The caseworkers are as patient as Malony is defiant. Francine is regal and unwavering in her care, literally steadfast, as Deneuve performs almost the entirety of her scenes sitting down. And Yann, who went through the juvenile courts himself before becoming a counselor, provides personal and emotional support.

But it’s not only individuals who mean well. La Tête Haute offers a detailed and sympathetic portrayal of the juvenile justice system in France. Most of screen time is devoted to deliberations in a cramped judge’s office, conversations peppered with dry bureaucratic language and legal slang. This documentary style continues the tradition of Polisse (2011), a film about police child protection squad in Paris, based on a script co-written by La Tête Haute director Emmanuelle Bercot. She says that the story is inspired by her uncle, a social worker whose juvenile center she visited in her youth. She adds that she spent weeks attending juvenile court sessions and touring rehab homes while working on the script with Marcia Romano.

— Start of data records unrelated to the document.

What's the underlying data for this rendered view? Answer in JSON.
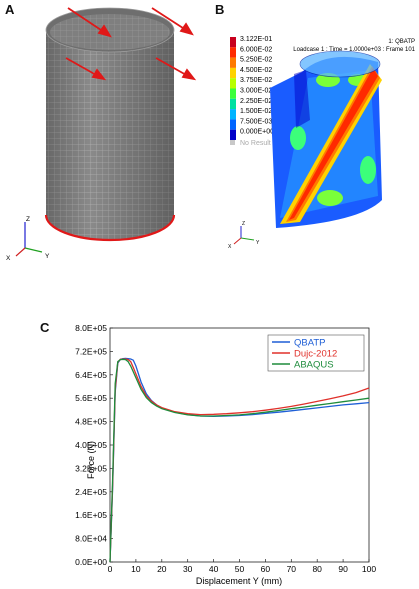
{
  "panels": {
    "a": {
      "letter": "A"
    },
    "b": {
      "letter": "B"
    },
    "c": {
      "letter": "C"
    }
  },
  "axes_triad": {
    "z": "Z",
    "x": "X",
    "y": "Y"
  },
  "contour": {
    "header_line1": "1: QBATP",
    "header_line2": "Loadcase 1 : Time = 1.0000e+03 : Frame 101",
    "levels": [
      "3.122E-01",
      "6.000E-02",
      "5.250E-02",
      "4.500E-02",
      "3.750E-02",
      "3.000E-02",
      "2.250E-02",
      "1.500E-02",
      "7.500E-03",
      "0.000E+00"
    ],
    "colors": [
      "#c8001e",
      "#ff2a00",
      "#ff7a00",
      "#ffd200",
      "#b8ff00",
      "#3cff3c",
      "#00e0a0",
      "#00b4ff",
      "#0064ff",
      "#0000c8"
    ],
    "no_result": "No Result"
  },
  "chart_data": {
    "type": "line",
    "xlabel": "Displacement Y (mm)",
    "ylabel": "Force (N)",
    "xlim": [
      0,
      100
    ],
    "ylim": [
      0,
      800000
    ],
    "x_ticks": [
      "0",
      "10",
      "20",
      "30",
      "40",
      "50",
      "60",
      "70",
      "80",
      "90",
      "100"
    ],
    "y_ticks": [
      "0.0E+00",
      "8.0E+04",
      "1.6E+05",
      "2.4E+05",
      "3.2E+05",
      "4.0E+05",
      "4.8E+05",
      "5.6E+05",
      "6.4E+05",
      "7.2E+05",
      "8.0E+05"
    ],
    "grid": false,
    "legend_position": "top-right",
    "series": [
      {
        "name": "QBATP",
        "color": "#1f5fd6",
        "x": [
          0,
          1,
          2,
          3,
          4,
          5,
          6,
          7,
          8,
          9,
          10,
          12,
          14,
          16,
          18,
          20,
          25,
          30,
          35,
          40,
          45,
          50,
          55,
          60,
          65,
          70,
          75,
          80,
          85,
          90,
          95,
          100
        ],
        "y": [
          0,
          250000,
          580000,
          680000,
          693000,
          695000,
          696000,
          695000,
          694000,
          690000,
          670000,
          615000,
          575000,
          552000,
          537000,
          527000,
          512000,
          504000,
          499000,
          498000,
          499000,
          501000,
          504000,
          508000,
          512000,
          517000,
          522000,
          527000,
          532000,
          537000,
          541000,
          545000
        ]
      },
      {
        "name": "Dujc-2012",
        "color": "#e0302a",
        "x": [
          0,
          1,
          2,
          3,
          4,
          5,
          6,
          7,
          8,
          9,
          10,
          12,
          14,
          16,
          18,
          20,
          25,
          30,
          35,
          40,
          45,
          50,
          55,
          60,
          65,
          70,
          75,
          80,
          85,
          90,
          95,
          100
        ],
        "y": [
          0,
          260000,
          590000,
          683000,
          693000,
          694000,
          694000,
          692000,
          685000,
          665000,
          643000,
          600000,
          568000,
          550000,
          537000,
          528000,
          514000,
          507000,
          504000,
          505000,
          507000,
          510000,
          514000,
          519000,
          525000,
          532000,
          540000,
          549000,
          558000,
          568000,
          579000,
          595000
        ]
      },
      {
        "name": "ABAQUS",
        "color": "#1e8c3c",
        "x": [
          0,
          1,
          2,
          3,
          4,
          5,
          6,
          7,
          8,
          9,
          10,
          12,
          14,
          16,
          18,
          20,
          25,
          30,
          35,
          40,
          45,
          50,
          55,
          60,
          65,
          70,
          75,
          80,
          85,
          90,
          95,
          100
        ],
        "y": [
          0,
          280000,
          610000,
          685000,
          692000,
          693000,
          692000,
          685000,
          670000,
          650000,
          630000,
          590000,
          562000,
          545000,
          533000,
          524000,
          511000,
          503000,
          499000,
          499000,
          501000,
          503000,
          507000,
          512000,
          518000,
          524000,
          530000,
          536000,
          542000,
          548000,
          554000,
          560000
        ]
      }
    ]
  }
}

A similar attention to detail appears in the film’s representation of its primary setting, Dunkirk, a town in Northern France. It offers a more controlled environment than chaotic culture clashes featured in other coming-of-age films that take place in Paris, such as Polisse or La Haine (1995). Classical European polyphonies dominate the soundtrack. Long takes of Malony gazing at harvested wheat fields and planted trees surrounding his rural rehab center — a traditional, idyllic, cultivated French countryside — suggest order and peace.

As she states in an interview, Bercot chose to tell a story of a provincial white troubled kid to avoid such genre “clichés” as racism, immigration, and gangs. The juvenile centre’s white, Arab, and African residents trade insults and punches, to be sure, and debate discrimination in France in general and the court system in particular. Their counselors deflect these complaints by pointing out, “It depends on the offense,” or, as Malony says once, “It depends on the judge.” These interactions ring true, but we don’t get to know any of these anonymous teenagers enough to evaluate their offenses, backgrounds or personalities. By the time Malony blows out the candles on his 17th birthday cake, any conflicts among the happy young men around the table seem forgotten.

Deneuve reports that working on La Tête Haute made her “realize that we live in a very civilized country.” But today’s France is far from peaceful and orderly, as the deadly attack on the offices of a French satirical magazine Charle Hebdo showed this January.

These shootings inspired mass demonstrations, islamophobic violence, and a new, expanded surveillance law that passed the lower house of the French Parliament just a week before La Tête Haute premiered at Cannes. For all its authentic details and excellent performances, the film provides offers only a partial and too rosy portrait of the French juvenile system, and, by extension, of that “civilized country”.